When a person, really dead, is supposed to be alive, an unhealthiness infects the conversation. Fielding could not stand the tension any longer and blurted out: “I’m sorry to say Mrs. Moore’s dead.”

But Hamidullah, who had been listening to all their talk, and did not want the festive evening spoilt, cried from the adjoining bed: “Aziz, he is trying to pull your leg; don’t believe him, the villain.”

“I do not believe him,” said Aziz; he was inured to practical jokes, even of this type.

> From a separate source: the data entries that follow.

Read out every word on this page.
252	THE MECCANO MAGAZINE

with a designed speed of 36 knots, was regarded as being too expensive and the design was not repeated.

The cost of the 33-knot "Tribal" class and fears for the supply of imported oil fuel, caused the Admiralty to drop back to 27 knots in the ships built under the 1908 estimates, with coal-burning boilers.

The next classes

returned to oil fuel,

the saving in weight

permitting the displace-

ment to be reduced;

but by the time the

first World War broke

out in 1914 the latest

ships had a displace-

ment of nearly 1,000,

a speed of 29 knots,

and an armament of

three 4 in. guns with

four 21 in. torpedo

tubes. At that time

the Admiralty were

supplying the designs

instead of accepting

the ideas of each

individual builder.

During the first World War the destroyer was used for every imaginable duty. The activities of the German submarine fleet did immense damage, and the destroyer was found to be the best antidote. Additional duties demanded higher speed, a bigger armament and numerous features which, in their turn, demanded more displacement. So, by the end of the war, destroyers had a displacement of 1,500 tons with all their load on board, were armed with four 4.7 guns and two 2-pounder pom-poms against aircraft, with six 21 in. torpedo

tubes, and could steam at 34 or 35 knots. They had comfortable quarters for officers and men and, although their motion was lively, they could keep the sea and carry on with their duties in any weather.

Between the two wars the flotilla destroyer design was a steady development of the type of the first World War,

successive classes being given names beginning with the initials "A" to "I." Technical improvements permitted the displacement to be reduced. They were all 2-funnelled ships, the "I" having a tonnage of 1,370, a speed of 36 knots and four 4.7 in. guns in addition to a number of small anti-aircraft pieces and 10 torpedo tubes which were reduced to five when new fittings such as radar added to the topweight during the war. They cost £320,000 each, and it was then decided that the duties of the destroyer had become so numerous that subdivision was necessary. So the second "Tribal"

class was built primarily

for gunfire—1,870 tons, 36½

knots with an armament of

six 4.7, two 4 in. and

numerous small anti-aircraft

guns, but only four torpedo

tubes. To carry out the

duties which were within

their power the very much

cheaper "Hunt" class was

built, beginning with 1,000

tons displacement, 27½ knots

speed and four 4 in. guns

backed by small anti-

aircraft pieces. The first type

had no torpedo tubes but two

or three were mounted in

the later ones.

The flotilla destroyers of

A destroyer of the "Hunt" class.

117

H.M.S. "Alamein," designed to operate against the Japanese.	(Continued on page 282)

Fielding said no more. Facts are facts, and everyone would learn of Mrs. Moore’s death in the morning. But it struck him that people are not really dead until they are felt to be dead. As long as there is some misunderstanding about them, they possess a sort of immortality. An experience of his own confirmed this. Many years ago he had lost a great friend, a woman, who believed in the Christian heaven, and assured him that after the changes and chances of this mortal life they would meet in it again. Fielding was a blank, frank atheist, but he respected every opinion his friend held: to do this is essential in friendship. And it seemed to him for a time that the dead awaited him, and when the illusion faded it left behind it an emptiness that was almost guilt: “This really is the end,” he thought, “and I gave her the final blow.” He had tried to kill Mrs. Moore this evening, on the roof of the Nawab Bahadur’s house; but she still eluded him, and the atmosphere remained tranquil. Presently the moon rose—the exhausted crescent that precedes the sun—and shortly after men and oxen began their interminable labour, and the gracious interlude, which he had tried to curtail, came to its natural conclusion.